Toen Edward Grylls een week oud was, gaf zijn oudere zusje hem de bijnaam Bear. Ze bleek een profetische blik te hebben. In de jaren die volgden ontwikkelde haar broertje zich tot SAS-militair, survivalexpert en de stoerste tv-presentator ter wereld; een carrière waarin grenzen worden opgezocht, om die vervolgens te slechten met de onverzettelijkheid van een beer…
In zijn nieuwste boek, het autobiografische Geef nooit op, haalt Bear Grylls herinneringen op aan expedities en verkent hij de levenslessen die hij tijdens zijn avonturen heeft opgedaan.
“Als ik de grimmigste plek moet noemen waar we ooit hebben gewerkt, denk ik als eerste aan de zwarte moerassen op Sumatra. Maar om eerlijk te zijn: er zijn genoeg andere plekken die voor die titel in aanmerking komen.

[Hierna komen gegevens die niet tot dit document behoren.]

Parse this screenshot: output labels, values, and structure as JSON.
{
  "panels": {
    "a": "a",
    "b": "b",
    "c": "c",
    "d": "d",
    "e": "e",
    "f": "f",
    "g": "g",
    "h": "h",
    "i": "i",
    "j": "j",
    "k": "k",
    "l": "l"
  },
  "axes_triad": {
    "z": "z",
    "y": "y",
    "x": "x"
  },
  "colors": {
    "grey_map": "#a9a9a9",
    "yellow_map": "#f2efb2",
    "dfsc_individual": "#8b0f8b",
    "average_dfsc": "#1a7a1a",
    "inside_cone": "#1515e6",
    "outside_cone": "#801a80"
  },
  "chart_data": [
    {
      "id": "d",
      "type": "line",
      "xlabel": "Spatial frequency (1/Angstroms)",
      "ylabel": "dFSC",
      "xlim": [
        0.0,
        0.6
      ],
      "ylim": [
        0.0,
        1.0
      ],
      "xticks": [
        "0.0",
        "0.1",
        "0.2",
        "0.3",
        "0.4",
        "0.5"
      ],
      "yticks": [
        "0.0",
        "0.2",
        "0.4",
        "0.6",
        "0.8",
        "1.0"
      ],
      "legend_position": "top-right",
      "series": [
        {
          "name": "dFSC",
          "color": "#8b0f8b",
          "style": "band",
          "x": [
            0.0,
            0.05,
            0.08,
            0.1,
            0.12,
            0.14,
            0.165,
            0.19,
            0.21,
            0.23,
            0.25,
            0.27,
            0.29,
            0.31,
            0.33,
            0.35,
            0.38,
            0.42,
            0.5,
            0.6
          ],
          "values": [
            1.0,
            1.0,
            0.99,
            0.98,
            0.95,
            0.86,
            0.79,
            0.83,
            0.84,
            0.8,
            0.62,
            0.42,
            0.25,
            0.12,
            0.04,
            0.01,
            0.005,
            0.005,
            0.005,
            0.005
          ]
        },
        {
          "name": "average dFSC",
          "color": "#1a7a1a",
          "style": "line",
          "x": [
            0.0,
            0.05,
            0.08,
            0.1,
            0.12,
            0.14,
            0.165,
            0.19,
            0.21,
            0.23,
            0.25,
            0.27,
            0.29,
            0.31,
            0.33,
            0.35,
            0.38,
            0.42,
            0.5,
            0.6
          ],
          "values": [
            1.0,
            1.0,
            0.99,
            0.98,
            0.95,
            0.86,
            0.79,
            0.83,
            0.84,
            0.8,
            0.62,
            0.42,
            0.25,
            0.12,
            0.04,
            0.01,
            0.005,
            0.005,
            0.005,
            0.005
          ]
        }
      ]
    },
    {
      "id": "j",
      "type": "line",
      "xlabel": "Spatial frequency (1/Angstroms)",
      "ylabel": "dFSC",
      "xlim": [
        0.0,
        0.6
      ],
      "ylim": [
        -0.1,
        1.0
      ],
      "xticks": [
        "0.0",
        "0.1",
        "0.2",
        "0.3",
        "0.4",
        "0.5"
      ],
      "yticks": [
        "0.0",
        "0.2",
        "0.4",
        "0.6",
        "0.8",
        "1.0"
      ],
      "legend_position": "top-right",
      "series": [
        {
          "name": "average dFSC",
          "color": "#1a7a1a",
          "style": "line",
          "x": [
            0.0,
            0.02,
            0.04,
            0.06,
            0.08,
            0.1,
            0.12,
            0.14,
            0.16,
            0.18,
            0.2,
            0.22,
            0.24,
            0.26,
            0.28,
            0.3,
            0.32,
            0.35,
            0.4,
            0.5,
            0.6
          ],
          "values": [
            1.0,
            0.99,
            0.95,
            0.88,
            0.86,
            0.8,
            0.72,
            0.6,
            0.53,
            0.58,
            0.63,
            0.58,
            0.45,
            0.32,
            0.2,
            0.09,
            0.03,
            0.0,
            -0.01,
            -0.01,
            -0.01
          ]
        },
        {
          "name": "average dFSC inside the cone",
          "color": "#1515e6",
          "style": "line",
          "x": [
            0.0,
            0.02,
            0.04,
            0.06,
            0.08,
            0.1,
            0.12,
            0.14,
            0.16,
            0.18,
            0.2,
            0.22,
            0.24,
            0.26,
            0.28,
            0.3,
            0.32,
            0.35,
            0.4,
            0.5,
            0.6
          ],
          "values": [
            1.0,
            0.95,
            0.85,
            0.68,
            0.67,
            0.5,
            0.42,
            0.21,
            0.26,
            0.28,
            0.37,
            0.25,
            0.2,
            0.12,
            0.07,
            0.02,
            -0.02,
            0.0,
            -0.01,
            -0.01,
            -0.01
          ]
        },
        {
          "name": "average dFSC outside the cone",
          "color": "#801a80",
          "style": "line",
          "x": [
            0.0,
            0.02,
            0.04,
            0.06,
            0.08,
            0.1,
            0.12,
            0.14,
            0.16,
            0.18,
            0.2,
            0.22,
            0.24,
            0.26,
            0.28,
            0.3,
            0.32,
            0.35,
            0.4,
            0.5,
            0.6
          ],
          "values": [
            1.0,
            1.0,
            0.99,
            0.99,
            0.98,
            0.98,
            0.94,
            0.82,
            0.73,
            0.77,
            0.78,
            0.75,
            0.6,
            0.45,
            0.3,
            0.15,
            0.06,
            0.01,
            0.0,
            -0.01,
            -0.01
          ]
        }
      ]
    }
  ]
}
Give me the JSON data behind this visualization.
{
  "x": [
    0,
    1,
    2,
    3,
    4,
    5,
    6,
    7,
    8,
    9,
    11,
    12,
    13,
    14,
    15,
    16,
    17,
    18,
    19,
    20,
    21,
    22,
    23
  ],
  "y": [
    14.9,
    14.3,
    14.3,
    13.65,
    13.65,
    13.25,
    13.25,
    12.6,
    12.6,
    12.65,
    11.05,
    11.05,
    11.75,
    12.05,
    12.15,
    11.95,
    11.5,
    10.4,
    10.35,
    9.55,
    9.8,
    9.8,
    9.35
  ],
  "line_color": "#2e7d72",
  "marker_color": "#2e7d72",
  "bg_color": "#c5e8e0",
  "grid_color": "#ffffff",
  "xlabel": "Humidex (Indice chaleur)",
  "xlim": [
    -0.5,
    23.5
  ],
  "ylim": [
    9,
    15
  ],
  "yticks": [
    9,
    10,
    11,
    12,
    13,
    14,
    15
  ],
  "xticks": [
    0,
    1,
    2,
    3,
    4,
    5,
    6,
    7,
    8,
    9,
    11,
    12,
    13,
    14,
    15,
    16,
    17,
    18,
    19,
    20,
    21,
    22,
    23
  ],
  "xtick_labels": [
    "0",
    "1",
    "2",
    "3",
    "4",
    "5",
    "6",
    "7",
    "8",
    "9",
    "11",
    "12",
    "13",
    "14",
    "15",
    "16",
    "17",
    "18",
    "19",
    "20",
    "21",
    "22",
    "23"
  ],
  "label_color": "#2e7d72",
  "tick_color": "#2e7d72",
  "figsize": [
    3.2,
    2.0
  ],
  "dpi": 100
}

Zo is de Northern Territory van Australië zonder meer zwaar terrein, waar de muskieten zelfs de meest geharde avonturier hoorndol kunnen maken. Ik weet nog goed dat we daar moesten filmen en dat we de hele dag door de drek en doornstruiken moesten ploegen om de gewenste locatie te bereiken. Het zou snel donker worden en dus werd het tijd om ons kamp op te slaan.
Idioot hoge temperaturen
We waren allemaal op na twaalf uur lang zware lichamelijke inspanning in een luchtvochtigheid van honderd procent en idioot hoge temperaturen. De muskieten werden in de loop van de dag steeds actiever, maar ons lokale ondersteuningsteam en onze Aboriginalgidsen klaagden niet en dus klemden we onze kaken op elkaar. Maar tegen zonsondergang vertrokken ze samen met het grootste deel van het team in de richting van een onverharde weg, waar auto’s ze naar onze productiebasis zouden brengen, een uur rijden verderop. Dave en ik bleven –alweer– alleen achter, samen met een hoop materiaal.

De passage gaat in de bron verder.